Impact of Downstream Centrifugal Reverse Osmosis Module on Tidal Turbine Performance

This study investigates the performance of tidal turbines with downstream Centrifugal Reverse Osmosis (CRO) module through Unsteady Reynolds-Averaged Navier-Stokes (URANS) simulations. Mesh independence study is conducted with mesh sizes of 6 million (6M), 10 million (10M), and 17 million (17M) cells by comparing the power coefficient (Cp) and thrust coefficient (Ct) of the turbine. The difference in Cp and Ct between the 6M and 17M cases is approximately 3%, while the difference between the 10M and 17M cases is around 1%, leading to the selection of the 10M mesh for further simulations. The simulations employing the k-ω SST turbulence model are validated against laboratory experiments (1:20 scale) without the CRO module downstream.
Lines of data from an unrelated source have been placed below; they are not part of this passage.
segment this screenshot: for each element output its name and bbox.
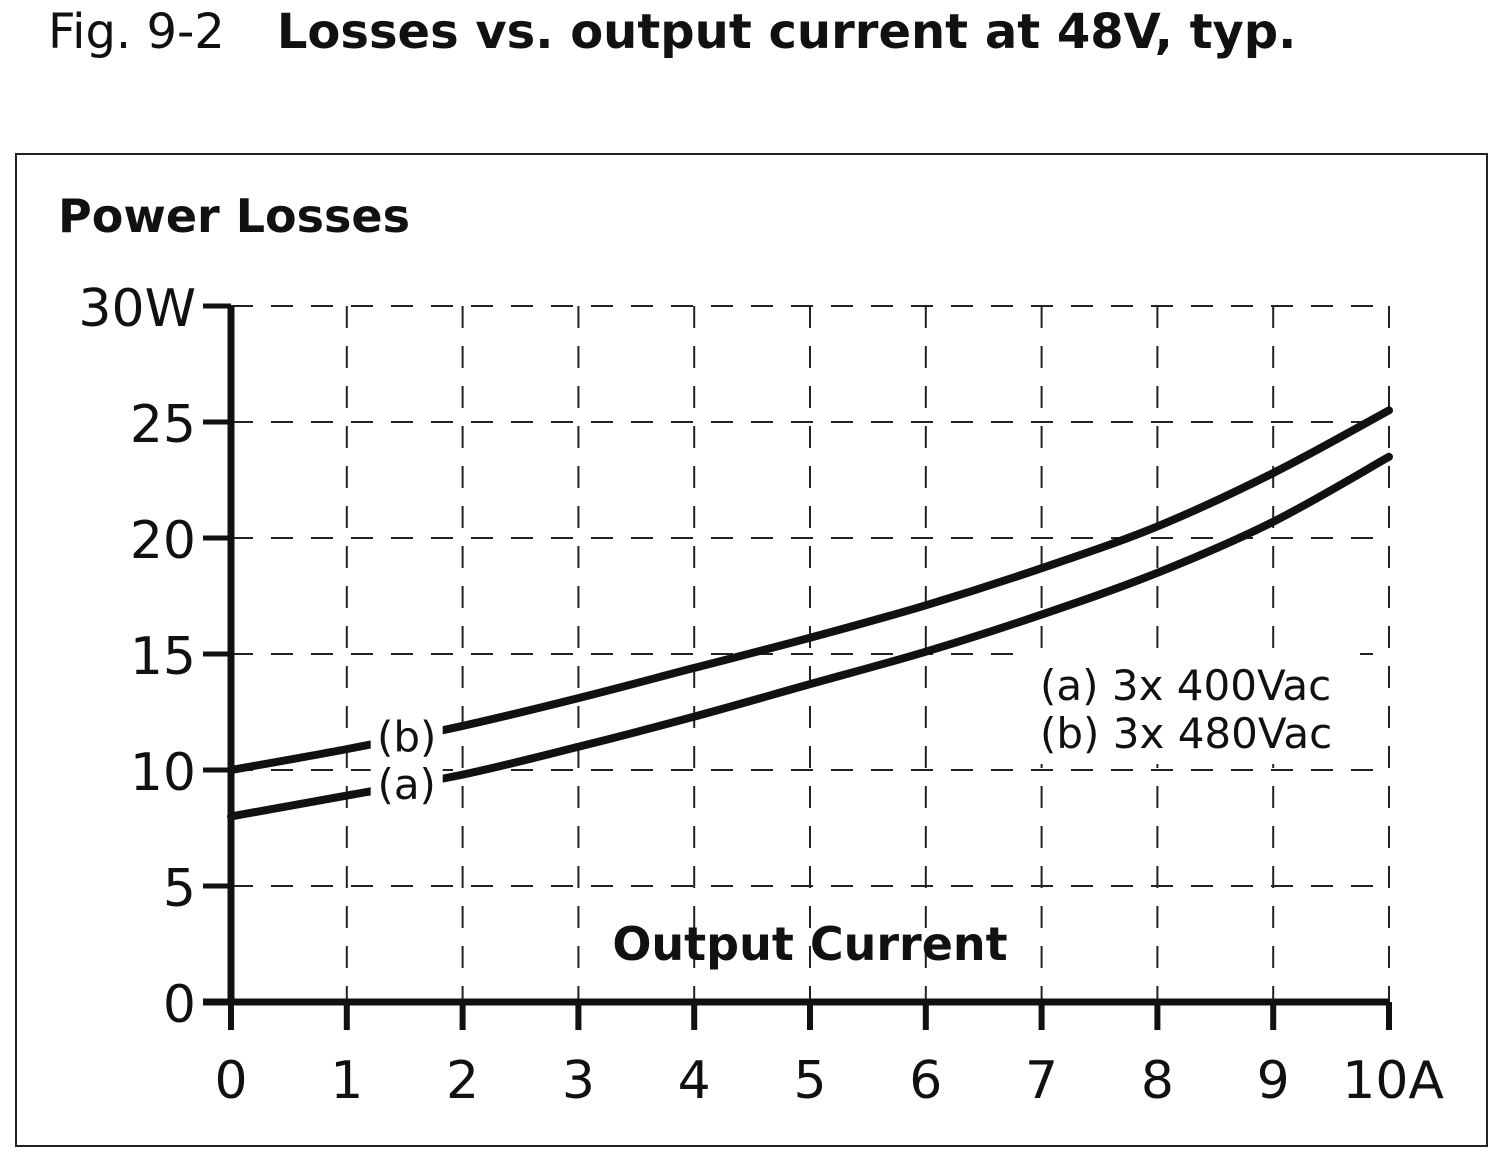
curve-label-b: (b) bbox=[377, 713, 436, 762]
figure-title: Losses vs. output current at 48V, typ. bbox=[276, 4, 1297, 60]
y-tick-label: 25 bbox=[130, 395, 196, 455]
figure-caption: Fig. 9-2 Losses vs. output current at 48V… bbox=[48, 4, 1296, 60]
x-tick-label: 2 bbox=[446, 1051, 479, 1111]
y-tick-label: 15 bbox=[130, 627, 196, 687]
legend-entry-a: (a) 3x 400Vac bbox=[1040, 661, 1331, 710]
x-tick-label: 10A bbox=[1342, 1051, 1444, 1111]
curve-label-a: (a) bbox=[377, 760, 436, 809]
curve-labels: (a)(b) bbox=[370, 707, 443, 810]
x-tick-label: 8 bbox=[1141, 1051, 1174, 1111]
x-tick-label: 5 bbox=[793, 1051, 826, 1111]
x-tick-label: 3 bbox=[562, 1051, 595, 1111]
curve-label-background bbox=[370, 707, 443, 762]
x-tick-label: 7 bbox=[1025, 1051, 1058, 1111]
figure-number: Fig. 9-2 bbox=[48, 4, 225, 60]
x-tick-label: 0 bbox=[214, 1051, 247, 1111]
y-tick-label: 30W bbox=[78, 279, 196, 339]
chart-frame bbox=[15, 153, 1488, 1147]
legend-entry-b: (b) 3x 480Vac bbox=[1040, 709, 1332, 758]
x-tick-label: 4 bbox=[678, 1051, 711, 1111]
x-tick-label: 9 bbox=[1257, 1051, 1290, 1111]
y-tick-label: 0 bbox=[163, 975, 196, 1035]
legend: (a) 3x 400Vac (b) 3x 480Vac bbox=[1030, 652, 1360, 764]
curve-label-background bbox=[370, 755, 443, 810]
legend-background bbox=[1030, 652, 1360, 764]
x-tick-label: 1 bbox=[330, 1051, 363, 1111]
x-tick-label: 6 bbox=[909, 1051, 942, 1111]
y-tick-label: 20 bbox=[130, 511, 196, 571]
axes bbox=[203, 303, 1392, 1030]
y-tick-label: 5 bbox=[163, 859, 196, 919]
y-axis-label: Power Losses bbox=[58, 189, 410, 243]
y-tick-label: 10 bbox=[130, 743, 196, 803]
x-axis-label: Output Current bbox=[612, 917, 1007, 971]
tick-labels: 0 5 10 15 20 25 30W 0 1 2 3 4 5 6 7 8 9 10A bbox=[78, 279, 1444, 1111]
The same mathematical and numerical models are adopted for the full-scale tidal turbine simulations. The study explores the influence of the CRO module's diameter, varying between 0.1D_t and 0.5D_t (where D_t is the turbine diameter of 5.5 meters), and the module’s axial position from the rotor, ranging between 0.25D_t and 1D_t. This comprehensive analysis aims to enhance the understanding of the interactions between tidal turbines and downstream flow modifications, contributing to the shape and position optimization of downstream objects.